People who possess the aptitude to learn are continually in a learning mode. They usually possess a high level of personal mastery. They are inquisitive and feel they are part of the team or organization.
Personality is important because it governs how a person behaves towards others and how the person reacts to others. It governs how a person works within a team, how he/she communicates with others, and how that person makes decisions and manages change.
Interestingly, Manpower Inc. came up with the concept of “Teachable Fit” that encourages companies to look at how “teachable” the potential candidate is if the candidate does not meet the full range of skills required for the job position.
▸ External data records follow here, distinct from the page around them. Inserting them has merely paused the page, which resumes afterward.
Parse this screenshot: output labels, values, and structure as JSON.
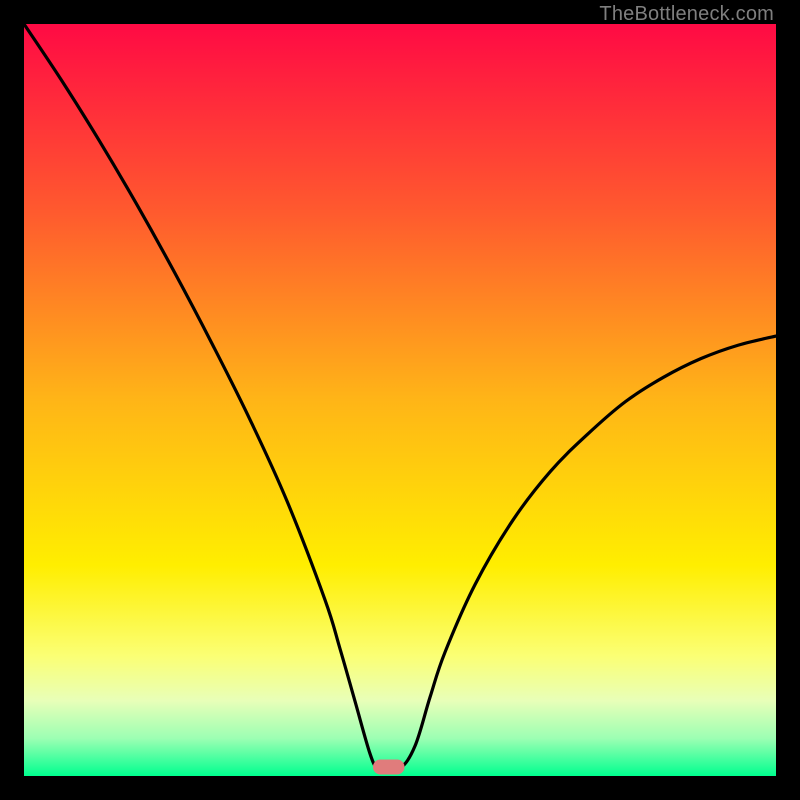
{
  "watermark": "TheBottleneck.com",
  "chart_data": {
    "type": "line",
    "title": "",
    "xlabel": "",
    "ylabel": "",
    "xlim": [
      0,
      100
    ],
    "ylim": [
      0,
      100
    ],
    "grid": false,
    "legend": false,
    "background": {
      "type": "vertical_gradient",
      "stops": [
        {
          "offset": 0.0,
          "color": "#ff0a44"
        },
        {
          "offset": 0.25,
          "color": "#ff5a2e"
        },
        {
          "offset": 0.5,
          "color": "#ffb517"
        },
        {
          "offset": 0.72,
          "color": "#ffee00"
        },
        {
          "offset": 0.84,
          "color": "#fbff74"
        },
        {
          "offset": 0.9,
          "color": "#e8ffb8"
        },
        {
          "offset": 0.95,
          "color": "#9cffb3"
        },
        {
          "offset": 1.0,
          "color": "#00ff8f"
        }
      ]
    },
    "series": [
      {
        "name": "bottleneck-curve",
        "color": "#000000",
        "x": [
          0,
          5,
          10,
          15,
          20,
          25,
          30,
          35,
          40,
          42,
          44,
          46,
          47,
          48,
          50,
          52,
          54,
          56,
          60,
          65,
          70,
          75,
          80,
          85,
          90,
          95,
          100
        ],
        "values": [
          100,
          92.5,
          84.5,
          76.0,
          67.0,
          57.5,
          47.5,
          36.5,
          23.5,
          17.0,
          10.0,
          3.0,
          1.0,
          1.0,
          1.0,
          4.0,
          10.5,
          16.5,
          25.5,
          34.0,
          40.5,
          45.5,
          49.8,
          53.0,
          55.5,
          57.3,
          58.5
        ]
      }
    ],
    "marker": {
      "name": "marker",
      "shape": "rounded_rect",
      "color": "#e07c7c",
      "x": 48.5,
      "y": 1.2,
      "width": 4.2,
      "height": 2.0
    }
  }
}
In addition to skills, the “Teachable Fit” framework looks at the values and the mindset of the potential candidates, specifically looking at the candidate’s attitude towards work. It also encourages employers to look at personality and intelligence and at character traits such as empathy, emotional intelligence and other soft skills.
In today’s highly competitive and fast-changing business landscape, selecting and hiring the right candidates is crucial because people are the most important asset of any company and organization. It is no longer sufficient to hire candidates based on the traditional criteria of skills, qualifications and experience alone. If you want your team or organization to excel and outperform your competition, you need to adopt the CAAP® Model and select and hire candidates based on Culture, Attitude, Aptitude and Personality.